Correlation Between Banco Santander and Drago Entertainment
Can any of the company-specific risk be diversified away by investing in both Banco Santander and Drago Entertainment at the same time? Although using a correlation coefficient on its own may not help to predict future stock returns, this module helps to understand the diversifiable risk of combining Banco Santander and Drago Entertainment into the same portfolio, which is an essential part of the fundamental portfolio management process.
By analyzing existing cross correlation between Banco Santander SA and Drago entertainment SA, you can compare the effects of market volatilities on Banco Santander and Drago Entertainment and check how they will diversify away market risk if combined in the same portfolio for a given time horizon. You can also utilize pair trading strategies of matching a long position in Banco Santander with a short position of Drago Entertainment. Check out your portfolio center. Please also check ongoing floating volatility patterns of Banco Santander and Drago Entertainment.
Diversification Opportunities for Banco Santander and Drago Entertainment
0.91 | Correlation Coefficient |
Almost no diversification
The 3 months correlation between Banco and Drago is 0.91. Overlapping area represents the amount of risk that can be diversified away by holding Banco Santander SA and Drago entertainment SA in the same portfolio, assuming nothing else is changed. The correlation between historical prices or returns on Drago entertainment and Banco Santander is a relative statistical measure of the degree to which these equity instruments tend to move together. The correlation coefficient measures the extent to which returns on Banco Santander SA are associated (or correlated) with Drago Entertainment. Values of the correlation coefficient range from -1 to +1, where. The correlation of zero (0) is possible when the price movement of Drago entertainment has no effect on the direction of Banco Santander i.e., Banco Santander and Drago Entertainment go up and down completely randomly.

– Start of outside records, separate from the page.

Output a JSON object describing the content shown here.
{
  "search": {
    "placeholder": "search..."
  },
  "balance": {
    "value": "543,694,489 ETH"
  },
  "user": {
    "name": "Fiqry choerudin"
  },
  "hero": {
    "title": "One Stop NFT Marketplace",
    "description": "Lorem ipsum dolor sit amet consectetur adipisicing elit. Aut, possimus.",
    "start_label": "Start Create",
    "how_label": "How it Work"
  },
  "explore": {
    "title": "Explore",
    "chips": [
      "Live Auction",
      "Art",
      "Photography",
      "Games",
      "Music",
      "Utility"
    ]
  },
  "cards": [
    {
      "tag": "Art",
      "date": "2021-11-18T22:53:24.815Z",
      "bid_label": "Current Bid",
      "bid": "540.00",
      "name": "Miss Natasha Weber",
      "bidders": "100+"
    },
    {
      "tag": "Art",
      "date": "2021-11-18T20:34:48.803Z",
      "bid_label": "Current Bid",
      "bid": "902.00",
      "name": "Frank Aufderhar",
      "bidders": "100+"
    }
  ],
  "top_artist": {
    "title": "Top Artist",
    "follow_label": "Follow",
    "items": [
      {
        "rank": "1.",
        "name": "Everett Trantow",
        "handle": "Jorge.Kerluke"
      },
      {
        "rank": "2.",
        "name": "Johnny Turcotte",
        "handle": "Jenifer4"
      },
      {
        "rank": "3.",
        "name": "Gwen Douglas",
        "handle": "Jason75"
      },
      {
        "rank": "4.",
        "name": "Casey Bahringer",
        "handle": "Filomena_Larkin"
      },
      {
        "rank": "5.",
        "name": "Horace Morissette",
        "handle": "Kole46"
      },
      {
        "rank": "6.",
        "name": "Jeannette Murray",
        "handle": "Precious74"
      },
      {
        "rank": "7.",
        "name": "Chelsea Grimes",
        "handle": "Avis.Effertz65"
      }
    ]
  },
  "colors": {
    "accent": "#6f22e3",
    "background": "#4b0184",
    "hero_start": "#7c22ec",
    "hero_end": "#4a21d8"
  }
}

Pair Corralation between Banco Santander and Drago Entertainment
Assuming the 90 days trading horizon Banco Santander SA is expected to generate 1.1 times more return on investment than Drago Entertainment. However, Banco Santander is 1.1 times more volatile than Drago entertainment SA. It trades about 0.27 of its potential returns per unit of risk. Drago entertainment SA is currently generating about 0.15 per unit of risk. If you would invest 1,877 in Banco Santander SA on December 30, 2024 and sell it today you would earn a total of 783.00 from holding Banco Santander SA or generate 41.72% return on investment over 90 days.
Time Period | 3 Months [change] |
Direction | Moves Together |
Strength | Very Strong |
Accuracy | 100.0% |
Values | Daily Returns |
Banco Santander SA vs. Drago entertainment SA
Performance |
Timeline |
Banco Santander SA |
Drago entertainment |
Banco Santander and Drago Entertainment Volatility Contrast
Predicted Return Density |
Returns |
Pair Trading with Banco Santander and Drago Entertainment
The main advantage of trading using opposite Banco Santander and Drago Entertainment positions is that it hedges away some unsystematic risk. Because of two separate transactions, even if Banco Santander position performs unexpectedly, Drago Entertainment can make up some of the losses. Pair trading also minimizes risk from directional movements in the market. For example, if an entire industry or sector drops because of unexpected headlines, the short position in Drago Entertainment will offset losses from the drop in Drago Entertainment's long position.Banco Santander vs. ING Bank lski | Banco Santander vs. Immobile | Banco Santander vs. Centrum Finansowe Banku | Banco Santander vs. Monnari Trade SA |
Drago Entertainment vs. True Games Syndicate | Drago Entertainment vs. LSI Software SA | Drago Entertainment vs. Echo Investment SA | Drago Entertainment vs. Longterm Games SA |
Check out your portfolio center.Note that this page's information should be used as a complementary analysis to find the right mix of equity instruments to add to your existing portfolios or create a brand new portfolio. You can also try the Content Syndication module to quickly integrate customizable finance content to your own investment portal.